602 stars 53 forks source link

Table 4 and Table 5 using COCO pretraining or not? #39

Open superaha opened 2 years ago

superaha commented 2 years ago

Hi there,

Thank you for sharing the repo. In Table 3, the results of YOUTUBE-VIS 2019 are reported using both models with and without the COCO pretraining.

How about Table 4 and Table 5 for IDOL? I did not find the detailed settings and explanations for these two results.

Thanks

timmeinhardt commented 2 years ago

I have asked the same question in a different issue. This line

https://github.com/wjf5203/VNext/blob/d41c4a1b35e894df0ea90cce76f5e828d9a29da1/projects/IDOL/configs/ovis_r50.yaml#L3

seems to suggest that they used a model pretrained on COCO sequences. But I would appreciate a clarification of the others as well!

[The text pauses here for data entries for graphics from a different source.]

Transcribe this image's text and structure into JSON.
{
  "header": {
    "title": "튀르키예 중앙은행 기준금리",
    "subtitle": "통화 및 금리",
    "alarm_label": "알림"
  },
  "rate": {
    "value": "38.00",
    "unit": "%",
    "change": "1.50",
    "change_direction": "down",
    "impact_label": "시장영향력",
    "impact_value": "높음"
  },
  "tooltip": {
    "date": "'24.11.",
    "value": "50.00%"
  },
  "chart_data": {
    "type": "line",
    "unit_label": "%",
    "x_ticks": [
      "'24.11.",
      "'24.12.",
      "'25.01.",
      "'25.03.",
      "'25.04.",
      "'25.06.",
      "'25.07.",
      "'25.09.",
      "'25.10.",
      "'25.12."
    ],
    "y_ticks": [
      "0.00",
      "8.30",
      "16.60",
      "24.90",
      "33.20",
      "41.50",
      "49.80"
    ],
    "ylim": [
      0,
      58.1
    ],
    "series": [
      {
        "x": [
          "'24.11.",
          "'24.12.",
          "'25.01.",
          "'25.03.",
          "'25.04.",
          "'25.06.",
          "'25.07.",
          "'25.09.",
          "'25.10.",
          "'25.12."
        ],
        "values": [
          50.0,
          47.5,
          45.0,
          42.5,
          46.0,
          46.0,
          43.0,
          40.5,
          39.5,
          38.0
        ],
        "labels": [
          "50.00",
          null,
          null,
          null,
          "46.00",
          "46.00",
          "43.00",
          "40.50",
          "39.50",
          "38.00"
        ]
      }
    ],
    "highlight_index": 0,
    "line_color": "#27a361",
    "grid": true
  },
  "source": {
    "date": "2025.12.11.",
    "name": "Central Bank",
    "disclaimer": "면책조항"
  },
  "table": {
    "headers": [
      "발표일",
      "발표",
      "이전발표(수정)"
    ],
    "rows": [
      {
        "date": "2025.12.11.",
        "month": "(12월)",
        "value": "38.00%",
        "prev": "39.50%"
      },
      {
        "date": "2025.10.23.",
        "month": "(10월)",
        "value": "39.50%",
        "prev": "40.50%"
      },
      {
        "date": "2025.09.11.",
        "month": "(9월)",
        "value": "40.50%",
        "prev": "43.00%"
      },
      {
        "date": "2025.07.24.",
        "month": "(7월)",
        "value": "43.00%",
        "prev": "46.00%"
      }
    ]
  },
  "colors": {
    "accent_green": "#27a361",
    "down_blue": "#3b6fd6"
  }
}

superaha commented 2 years ago

Thanks for pointing this out. Let us see if the authors can clarify. @wjf5203

wjf5203 commented 2 years ago

Hi,

Thanks for your attention and pointing this out.

Let me clarify this. We have at most three training steps for IDOL:

Step 1: pre-training the instance segmentation pipeline on COCO, following all other VIS methods. Step 2: pre-training IDOL on pseudo key-reference pair from COCO. (This step forces the model to learn a position-insensitive contrastive embedding that relies on appearance of the object rather than the spatial position.) Step 3: finetune our VIS method IDOL on VIS dataset (YTVIS19/YTVIS21/OVIS), following all other VIS methods.

So, the main difference is Step 2. In Table 3,4,5, all the IDOL results marked with $\dagger$ are obtained by Step 1+2+3, others without $\dagger$ are obtained by Step 1+3.

We will add more detailed experimental settings in the next arXiv version ~

HanGuangXin commented 2 years ago

@wjf5203 Hi, so there are 2 steps of pre-train. The first step is on single frame with static COCO images. The second step is on pseudo key-reference pairs.

And I have 3 questions about this:

Why do we have to do pre-train on static COCO images first? Why just using the second is not enough?
The provided pre-trained weights is from the second step, not the first step? If so, could you provide the trained weights of the first step?
How can I do the first step pre-training by myself? It seems the code only support the second and the third steps.